Introduction: Advances in relapse and GVHD prevention have led to improved effectiveness and safety of allogeneic hematopoietic cell transplantation (HCT) over the decades, thus making allogeneic HCT a potentially curative possibility for more patients. Unfortunately, despite improved long-term survival, both relapse and GVHD impact long-term outcomes, and QoL is reduced in HCT recipients (Beer et al., Bone Marrow Transplant, 2025). Given limitations of current treatment and prophylaxis regimens in terms of efficacy, adverse effects, and need for close laboratory monitoring, there is a need for therapies that promote better long-term outcomes after HCT.

We report an updated analysis of long-term outcomes and new QoL data on patients who received novel calcineurin inhibitor-free GVHD prophylaxis with PTCy + aba compared to patients who received methotrexate and tacrolimus (Control) in a prospective randomized controlled clinical trial previously described (Koura et al., Blood Advances, 2025: ID IM101-701; protocol #180383).

Methods: In this institutional review board approved follow-up, original study participants were contacted 2-5 years post-HCT to complete the validated QoL assessment, Functional Assessment of Cancer Therapy-Bone Marrow Transplant Scale (FACT-BMT) (McQuellon, Bone Marrow Transplantation, 1997). Additional long-term outcomes data were obtained from electronic medical record review, including overall survival (OS), relapse, chronic (c)GVHD, cGVHD-relapse free survival (cGRFS), and systemic treatment for cGVHD. Fisher's exact test was utilized for categorical endpoint analyses. FACT-BMT QoL scores were analyzed with the independent two-sample T-test. In this analysis, patients who experienced a catastrophic event, including death or relapse, and those who did not complete the FACT-BMT for other reasons were excluded from QoL analysis. P < 0.05 was considered significant for analyses.

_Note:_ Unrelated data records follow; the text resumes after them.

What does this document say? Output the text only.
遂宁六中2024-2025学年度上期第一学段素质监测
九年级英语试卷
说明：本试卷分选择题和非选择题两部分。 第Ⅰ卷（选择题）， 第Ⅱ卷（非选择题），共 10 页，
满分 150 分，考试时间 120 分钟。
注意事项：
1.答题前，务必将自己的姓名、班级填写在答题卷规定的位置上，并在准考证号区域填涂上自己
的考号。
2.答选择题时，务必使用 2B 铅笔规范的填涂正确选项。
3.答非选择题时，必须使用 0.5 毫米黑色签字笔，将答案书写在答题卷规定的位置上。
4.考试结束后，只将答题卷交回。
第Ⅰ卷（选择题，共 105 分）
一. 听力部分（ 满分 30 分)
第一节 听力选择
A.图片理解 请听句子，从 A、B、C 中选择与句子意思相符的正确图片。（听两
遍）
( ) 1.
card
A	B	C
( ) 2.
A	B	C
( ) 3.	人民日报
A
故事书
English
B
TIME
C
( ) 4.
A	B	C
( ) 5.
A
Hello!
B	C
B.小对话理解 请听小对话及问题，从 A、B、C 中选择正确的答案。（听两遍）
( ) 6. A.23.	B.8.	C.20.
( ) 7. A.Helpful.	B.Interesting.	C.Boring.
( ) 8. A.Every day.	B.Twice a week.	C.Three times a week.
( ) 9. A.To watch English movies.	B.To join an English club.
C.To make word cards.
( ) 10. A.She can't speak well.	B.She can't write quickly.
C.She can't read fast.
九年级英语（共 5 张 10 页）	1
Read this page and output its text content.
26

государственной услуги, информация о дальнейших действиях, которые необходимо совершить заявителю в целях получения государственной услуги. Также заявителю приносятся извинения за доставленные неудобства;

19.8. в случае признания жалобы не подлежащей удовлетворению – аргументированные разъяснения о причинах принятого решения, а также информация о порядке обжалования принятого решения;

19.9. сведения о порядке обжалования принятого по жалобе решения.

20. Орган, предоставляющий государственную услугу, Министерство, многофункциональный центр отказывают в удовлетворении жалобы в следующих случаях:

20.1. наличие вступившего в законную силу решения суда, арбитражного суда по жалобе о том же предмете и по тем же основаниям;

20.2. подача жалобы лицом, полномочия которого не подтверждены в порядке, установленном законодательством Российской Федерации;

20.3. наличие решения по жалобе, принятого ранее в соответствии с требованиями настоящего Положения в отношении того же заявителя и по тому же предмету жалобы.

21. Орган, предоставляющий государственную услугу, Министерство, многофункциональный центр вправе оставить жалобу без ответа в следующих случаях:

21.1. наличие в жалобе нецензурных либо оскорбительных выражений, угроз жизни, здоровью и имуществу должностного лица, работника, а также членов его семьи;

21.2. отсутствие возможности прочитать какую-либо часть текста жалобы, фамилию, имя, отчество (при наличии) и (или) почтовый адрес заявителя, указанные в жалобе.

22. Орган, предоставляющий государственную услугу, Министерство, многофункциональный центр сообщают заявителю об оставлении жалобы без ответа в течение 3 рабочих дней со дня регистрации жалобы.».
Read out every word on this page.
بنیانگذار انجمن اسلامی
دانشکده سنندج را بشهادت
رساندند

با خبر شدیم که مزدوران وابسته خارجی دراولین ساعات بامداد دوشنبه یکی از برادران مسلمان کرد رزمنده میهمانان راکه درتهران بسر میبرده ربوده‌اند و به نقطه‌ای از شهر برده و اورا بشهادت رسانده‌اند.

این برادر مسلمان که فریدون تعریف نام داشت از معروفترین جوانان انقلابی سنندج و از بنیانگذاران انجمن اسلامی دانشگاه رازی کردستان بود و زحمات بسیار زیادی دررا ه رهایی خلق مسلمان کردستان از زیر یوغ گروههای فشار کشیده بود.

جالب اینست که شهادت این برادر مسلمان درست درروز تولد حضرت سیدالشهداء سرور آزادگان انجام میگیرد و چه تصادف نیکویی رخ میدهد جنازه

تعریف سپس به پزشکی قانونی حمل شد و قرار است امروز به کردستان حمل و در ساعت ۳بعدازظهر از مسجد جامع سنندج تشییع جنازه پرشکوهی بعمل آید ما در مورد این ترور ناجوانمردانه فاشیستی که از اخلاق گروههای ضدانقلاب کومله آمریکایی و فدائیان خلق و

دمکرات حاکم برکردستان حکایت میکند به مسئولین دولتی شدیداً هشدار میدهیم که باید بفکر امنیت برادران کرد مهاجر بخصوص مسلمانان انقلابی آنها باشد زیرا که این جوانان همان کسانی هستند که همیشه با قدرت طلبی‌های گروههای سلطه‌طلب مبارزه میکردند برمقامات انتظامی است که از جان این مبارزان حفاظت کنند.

Results: 24 patients were randomized to PTCy + aba and 14 to the Control arm and were included in subsequent analyses. Patient characteristics have been previously published. Notably, disease risk was not evenly balanced in the initial trial, with more patients transplanted in complete remission (CR)2 versus CR1 in the PTCy + aba arm [PTCy + aba in CR2 = 8/24 (33%) vs. Control in CR2 = 2/14 (14%)]. At 2-5-year follow-up, there was no difference in cGRFS (p = 0.294) or OS (p = 0.472) between arms. Moderate-severe cGVHD was significantly different, with higher incidence of cGVHD in the Control arm (PTCy + Aba N = 1; Control N = 9; p = 0.0001*). Freedom from relapse was also significantly different, with increased relapse observed in the PTCy + aba arm (PTCy + Aba N = 13; Control N = 2; p = 0.02*). Of the patients who relapsed in the PTCy + aba arm, the majority went on to receive subsequent therapy, including 9 who received donor lymphocyte infusion (DLI) and 1 who received CAR-T therapy. Two patients developed moderate-severe cGVHD following DLI.

6 patients in the PTCy + Aba arm completed a FACT-BMT assessment and had not experienced a catastrophic event at long-term follow-up (M = 91.18, SD = 24.71) versus 8 patients in the Control arm (M = 111.3, SD = 14.11). Between arms, there was no difference between FACT-BMT QoL scores, p = 0.078. Additionally, there was no difference in FACT-BMT scores between arms for those achieving cGRFS (PTCy + Aba N = 5, M = 98.62, SD = 18.66; Control N = 3, M = 118, SD = 17.78; p = 0.20). Non-response rates were greater among patients on the PTCy + aba arm who achieved cGRFS (5/11) versus the control arm (0/3). In the PTCy + aba arm 4 patients required systemic cGVHD therapy > 1-year post-HCT versus 11 in the control arm.

Conclusions: This exploratory analysis found the intervention, PTCy + aba GVHD prophylaxis, at 2-5 year long-term follow-up was associated with sustained decreased cGHVD, with no difference in cGRFS and OS compared to the Control arm. There was a trend for more relapses on the PTCy + aba arm. This was confounded by small sample size and the fact that patients were stratified based on GVHD and not relapse risk, resulting in more patients with high-risk disease on the intervention arm.QoL at long-term follow-up was not different between arms, with results also limited by small sample size and confounded by non-response bias. Long-term outcomes, including QoL, are important endpoints to evaluate GVHD prophylaxis regimens and warrant investigation in future prospective studies.